230, controlling the display state of the flexible display screen according to the movement distance.

During the movement of the second body 200 of the electronic device 10 relative to the first body 100, the processor 400 may obtain the electric potential of the conductive member 500, and determine the movement distance of the second body 200 relative to the first body 100 according to the electric potential. After determining the movement distance, the deployment length of the flexible display 300 may be determined. Thus, the processor 400 may control the display state of the flexible display 300, such as adjusting the layout of the display interface of the flexible display 300, adjusting the content displayed by the flexible display 300, and so on. The specific implementation process of each step may refer to the description in each embodiment of the electronic device 10, which is not repeated herein.
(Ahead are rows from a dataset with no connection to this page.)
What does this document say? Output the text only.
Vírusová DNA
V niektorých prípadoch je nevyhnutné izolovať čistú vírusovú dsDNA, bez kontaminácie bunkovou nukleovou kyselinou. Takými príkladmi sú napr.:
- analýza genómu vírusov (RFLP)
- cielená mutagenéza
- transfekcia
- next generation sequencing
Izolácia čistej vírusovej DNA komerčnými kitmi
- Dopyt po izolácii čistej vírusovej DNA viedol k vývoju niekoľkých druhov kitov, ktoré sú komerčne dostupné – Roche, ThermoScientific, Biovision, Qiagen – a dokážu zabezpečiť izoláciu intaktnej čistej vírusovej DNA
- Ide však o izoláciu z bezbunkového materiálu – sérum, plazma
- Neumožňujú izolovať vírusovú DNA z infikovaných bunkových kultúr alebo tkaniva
According to the display control method provided by the embodiment of the application, the movement distance of the second body 200 relative to the first body 100 can be determined according to the electric potential of the conductive member 500, and the unfolding length of the flexible display screen 300 can be further determined, so that the unfolding length of the flexible display screen 300 can be accurately detected, the display state of the flexible display screen 300 can be controlled based on the unfolding length of the flexible display screen 300, and the accuracy of the display state control of the flexible display screen 300 can be improved.
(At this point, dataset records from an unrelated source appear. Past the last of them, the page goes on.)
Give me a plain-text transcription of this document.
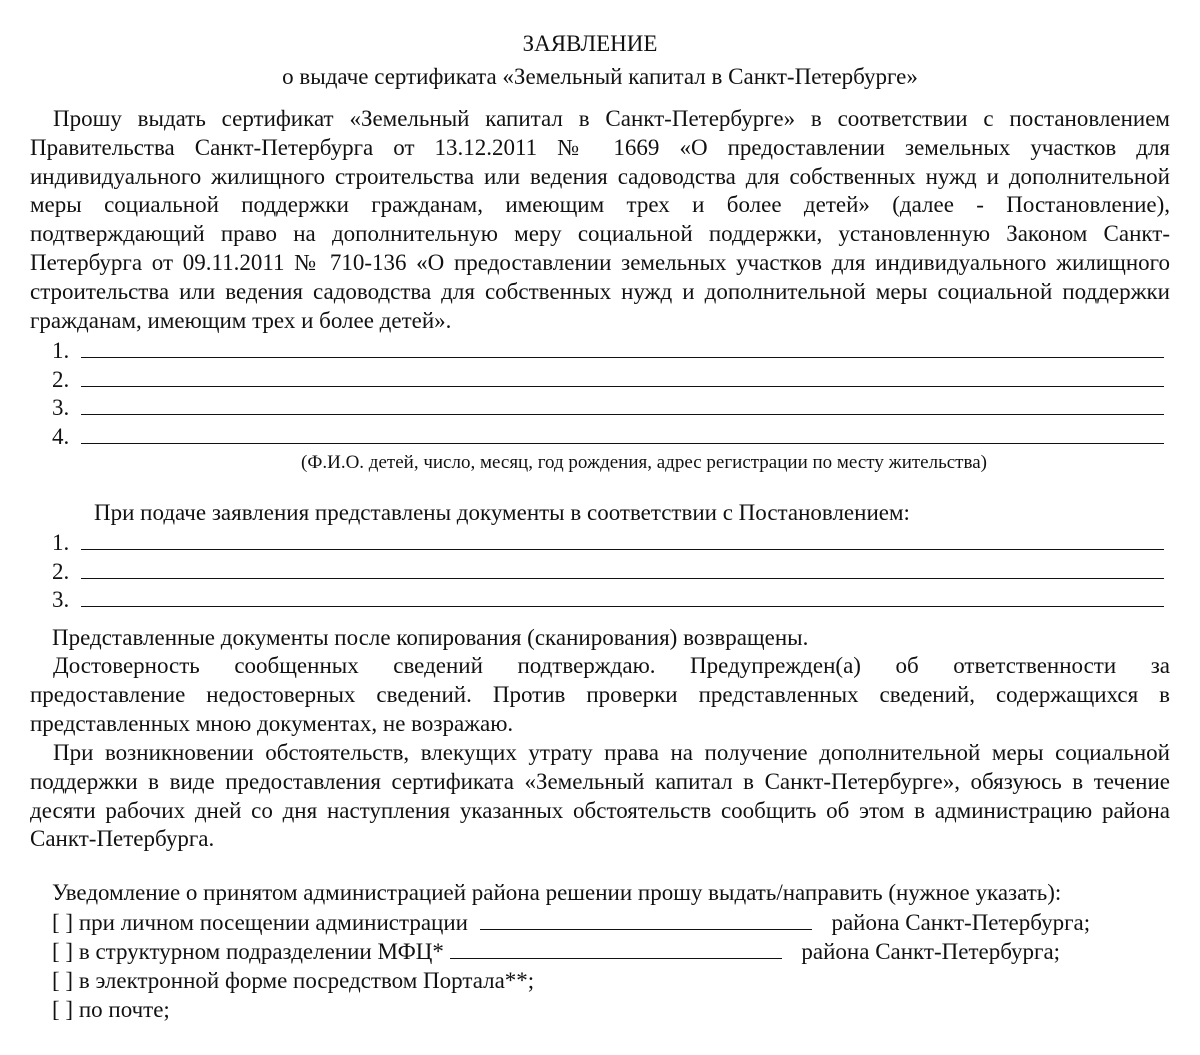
ЗАЯВЛЕНИЕ
о выдаче сертификата «Земельный капитал в Санкт-Петербурге»
Прошу выдать сертификат «Земельный капитал в Санкт-Петербурге» в соответствии с постановлением
Правительства Санкт-Петербурга от 13.12.2011 № 1669 «О предоставлении земельных участков для
индивидуального жилищного строительства или ведения садоводства для собственных нужд и дополнительной
меры социальной поддержки гражданам, имеющим трех и более детей» (далее - Постановление),
подтверждающий право на дополнительную меру социальной поддержки, установленную Законом Санкт-
Петербурга от 09.11.2011 № 710-136 «О предоставлении земельных участков для индивидуального жилищного
строительства или ведения садоводства для собственных нужд и дополнительной меры социальной поддержки
гражданам, имеющим трех и более детей».
1.
2.
3.
4.
(Ф.И.О. детей, число, месяц, год рождения, адрес регистрации по месту жительства)
При подаче заявления представлены документы в соответствии с Постановлением:
1.
2.
3.
Представленные документы после копирования (сканирования) возвращены.
Достоверность сообщенных сведений подтверждаю. Предупрежден(а) об ответственности за
предоставление недостоверных сведений. Против проверки представленных сведений, содержащихся в
представленных мною документах, не возражаю.
При возникновении обстоятельств, влекущих утрату права на получение дополнительной меры социальной
поддержки в виде предоставления сертификата «Земельный капитал в Санкт-Петербурге», обязуюсь в течение
десяти рабочих дней со дня наступления указанных обстоятельств сообщить об этом в администрацию района
Санкт-Петербурга.
Уведомление о принятом администрацией района решении прошу выдать/направить (нужное указать):
[ ] при личном посещении администрации	района Санкт-Петербурга;
[ ] в структурном подразделении МФЦ*	района Санкт-Петербурга;
[ ] в электронной форме посредством Портала**;
[ ] по почте;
The electronic device and the display control method provided by the embodiment of the application are described in detail. Specific examples are set forth herein to illustrate the principles and embodiments of the present application and are provided to aid in the understanding of the present application. Meanwhile, as those skilled in the art will have variations in the specific embodiments and application scope in light of the ideas of the present application, the present description should not be construed as limiting the present application.

Claims (3)

1. An electronic device, comprising:

the first body is provided with a plurality of conductive areas with different potentials;

a second body movable relative to the first body;

One end of the flexible display screen is connected with the first body, the other end of the flexible display screen is connected with the second body, and the unfolding length of the flexible display screen is changed along with the movement of the second body relative to the first body;

The conductive piece is fixed on the second body or the flexible display screen, and can be contacted with different conductive areas when the second body moves relative to the first body;

the processor is electrically connected with the conductive piece and is used for determining the movement distance of the second body relative to the first body according to the potential of the conductive piece;

The first body is provided with a conductive plane, the plurality of conductive areas are a plurality of electrical contacts arranged on the conductive plane, each electrical contact corresponds to a hovering point, the hovering point is the position of the second body relative to the first body, the processor is further used for judging whether a preset hovering point is reached according to the electric potential of the conductive piece, and the preset hovering point is one of the plurality of hovering points.

2. The electronic device of claim 1, wherein each of the electrical contacts corresponds to an absolute position, the absolute position being a position of the second body relative to the first body, the processor being configured to determine a current absolute position based on a potential of the conductive member to determine a distance of movement of the second body relative to the first body based on the current absolute position.

3. A display control method, characterized by being applied to the electronic apparatus according to any one of claims 1 to 2, comprising:

acquiring the potential of the conductive piece in the process of moving the second body relative to the first body;

determining the movement distance of the second body relative to the first body according to the potential;

and controlling the display state of the flexible display screen according to the movement distance.